College, School or Department Name

Department of Cognitive and Learning Sciences


William L. Yarroch


This study investigated the use of real-world contexts during instruction in a high school physics class - through building file folder bridges- and the resulting effect upon student interest in the subject matter, level of understanding, and degree of retention. In particular, the study focused upon whether increases in student interest were attained through the use of real-world contexts, and if the elevated interest level led to a higher degree of subject matter understanding than would be achieved using more traditional teaching methods. The study also determined whether using real-world contexts ultimately resulted in achievement of greater levels of knowledge retention by students.
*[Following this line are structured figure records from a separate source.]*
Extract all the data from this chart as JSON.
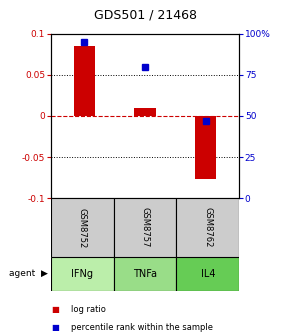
{
  "title": "GDS501 / 21468",
  "samples": [
    "GSM8752",
    "GSM8757",
    "GSM8762"
  ],
  "agents": [
    "IFNg",
    "TNFa",
    "IL4"
  ],
  "log_ratio": [
    0.085,
    0.01,
    -0.077
  ],
  "percentile_rank": [
    95,
    80,
    47
  ],
  "ylim_left": [
    -0.1,
    0.1
  ],
  "ylim_right": [
    0,
    100
  ],
  "yticks_left": [
    -0.1,
    -0.05,
    0,
    0.05,
    0.1
  ],
  "yticks_right": [
    0,
    25,
    50,
    75,
    100
  ],
  "ytick_labels_left": [
    "-0.1",
    "-0.05",
    "0",
    "0.05",
    "0.1"
  ],
  "ytick_labels_right": [
    "0",
    "25",
    "50",
    "75",
    "100%"
  ],
  "bar_color": "#cc0000",
  "dot_color": "#0000cc",
  "bar_width": 0.35,
  "sample_bg": "#cccccc",
  "agent_bg_light": "#bbeeaa",
  "agent_bg_mid": "#99dd88",
  "agent_bg_dark": "#66cc55",
  "zero_line_color": "#cc0000",
  "legend_bar_label": "log ratio",
  "legend_dot_label": "percentile rank within the sample"
}
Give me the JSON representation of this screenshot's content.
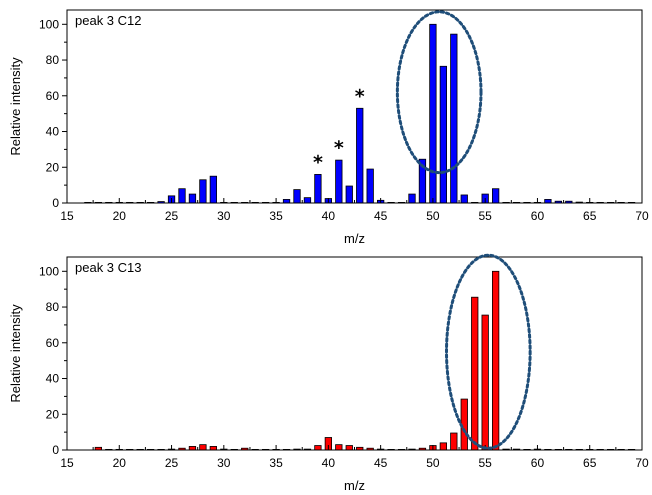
{
  "chart_data": [
    {
      "type": "bar",
      "panel_label": "peak 3 C12",
      "xlabel": "m/z",
      "ylabel": "Relative intensity",
      "xlim": [
        15,
        70
      ],
      "ylim": [
        0,
        108
      ],
      "xticks": [
        15,
        20,
        25,
        30,
        35,
        40,
        45,
        50,
        55,
        60,
        65,
        70
      ],
      "yticks": [
        0,
        20,
        40,
        60,
        80,
        100
      ],
      "bar_color": "#0000ff",
      "x": [
        17,
        18,
        19,
        20,
        21,
        22,
        23,
        24,
        25,
        26,
        27,
        28,
        29,
        30,
        31,
        32,
        33,
        34,
        35,
        36,
        37,
        38,
        39,
        40,
        41,
        42,
        43,
        44,
        45,
        46,
        47,
        48,
        49,
        50,
        51,
        52,
        53,
        54,
        55,
        56,
        57,
        58,
        59,
        60,
        61,
        62,
        63,
        64,
        65,
        66,
        67,
        68,
        69
      ],
      "values": [
        0.3,
        0.2,
        0.2,
        0.2,
        0.3,
        0.3,
        0.3,
        0.8,
        4,
        8,
        5,
        13,
        15,
        0.3,
        0.2,
        0.2,
        0.2,
        0.3,
        0.3,
        2,
        7.5,
        3,
        16,
        2.5,
        24,
        9.5,
        53,
        19,
        1.5,
        0.3,
        0.3,
        5,
        24.5,
        100,
        76.5,
        94.5,
        4.5,
        0.3,
        5,
        8,
        0.3,
        0.2,
        0.2,
        0.3,
        2,
        1,
        1,
        0.5,
        0.2,
        0.2,
        0.2,
        0.2,
        0.2
      ],
      "annotations": [
        {
          "text": "*",
          "x": 39,
          "y": 16
        },
        {
          "text": "*",
          "x": 41,
          "y": 24
        },
        {
          "text": "*",
          "x": 43,
          "y": 53
        }
      ],
      "highlight_ellipse": {
        "center": [
          50.6,
          62
        ],
        "radii": [
          4,
          45
        ],
        "color": "#1f4e79",
        "style": "dotted"
      }
    },
    {
      "type": "bar",
      "panel_label": "peak 3 C13",
      "xlabel": "m/z",
      "ylabel": "Relative intensity",
      "xlim": [
        15,
        70
      ],
      "ylim": [
        0,
        108
      ],
      "xticks": [
        15,
        20,
        25,
        30,
        35,
        40,
        45,
        50,
        55,
        60,
        65,
        70
      ],
      "yticks": [
        0,
        20,
        40,
        60,
        80,
        100
      ],
      "bar_color": "#ff0000",
      "x": [
        18,
        19,
        20,
        21,
        22,
        23,
        24,
        25,
        26,
        27,
        28,
        29,
        30,
        31,
        32,
        33,
        34,
        35,
        36,
        37,
        38,
        39,
        40,
        41,
        42,
        43,
        44,
        45,
        46,
        47,
        48,
        49,
        50,
        51,
        52,
        53,
        54,
        55,
        56,
        57,
        58,
        59,
        60,
        61,
        62,
        63,
        64,
        65,
        66,
        67,
        68,
        69
      ],
      "values": [
        1.5,
        0.3,
        0.2,
        0.2,
        0.2,
        0.2,
        0.3,
        0.5,
        1,
        2,
        3,
        2,
        0.5,
        0.3,
        1,
        0.3,
        0.2,
        0.3,
        0.3,
        0.5,
        0.5,
        2.5,
        7,
        3,
        2.5,
        1.5,
        1,
        0.5,
        0.3,
        0.3,
        0.5,
        1,
        2.5,
        4,
        9.5,
        28.5,
        85.5,
        75.5,
        100,
        0.5,
        0.5,
        0.3,
        0.5,
        0.3,
        0.3,
        0.3,
        0.2,
        0.2,
        0.2,
        0.2,
        0.2,
        0.2
      ],
      "highlight_ellipse": {
        "center": [
          55.3,
          55
        ],
        "radii": [
          4,
          54
        ],
        "color": "#1f4e79",
        "style": "dotted"
      }
    }
  ]
}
Class observations during traditionally taught units and during units that incorporated real-world contexts, along with a post-graduation questionnaire, were used to assess differences in student interest levels. Student pre- and post-unit test scores were evaluated and compared to determine if statistical differences existed in levels of understanding resulting from the different teaching methods. The post-graduation questionnaire results provided evidence of retention that could be related back to teaching methods.

The results of this study revealed the importance of incorporating real-world contexts into science and mathematics courses. Students better understood the relevance of the lessons, which led to higher levels of interest and greater understanding than was achieved through more traditional teaching methods. The use of real-world contexts improved knowledge retention.